The length of a metallic wire is increased by $$20 \%$$ and its area of cross section is reduced by $$4 \%$$. The percentage change in resistance of the metallic wire is __________.

A parallel plate capacitor with plate area $$\mathrm{A}$$ and plate separation $$\mathrm{d}$$ is filled with a dielectric material of dielectric constant $$K=4$$. The thickness of the dielectric material is $$x$$, where $$x < d$$.

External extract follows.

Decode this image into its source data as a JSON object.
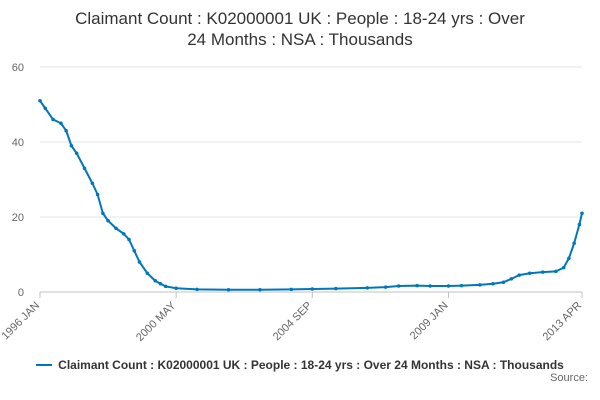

Let $$\mathrm{C}_{1}$$ and $$\mathrm{C}_{2}$$ be the capacitance of the system for $$\chi=\frac{1}{3} d$$ and $$\mathcal{X}=\frac{2 d}{3}$$, respectively. If $$\mathrm{C}_{1}=2 \mu \mathrm{F}$$ the value of $$\mathrm{C}_{2}$$ is __________ $$\mu \mathrm{F}$$

An ideal transformer with purely resistive load operates at $$12 ~\mathrm{kV}$$ on the primary side. It supplies electrical energy to a number of nearby houses at $$120 \mathrm{~V}$$. The average rate of energy consumption in the houses served by the transformer is 60 $$\mathrm{kW}$$. The value of resistive load $$(\mathrm{Rs})$$ required in the secondary circuit will be ___________ $$\mathrm{m} \Omega$$.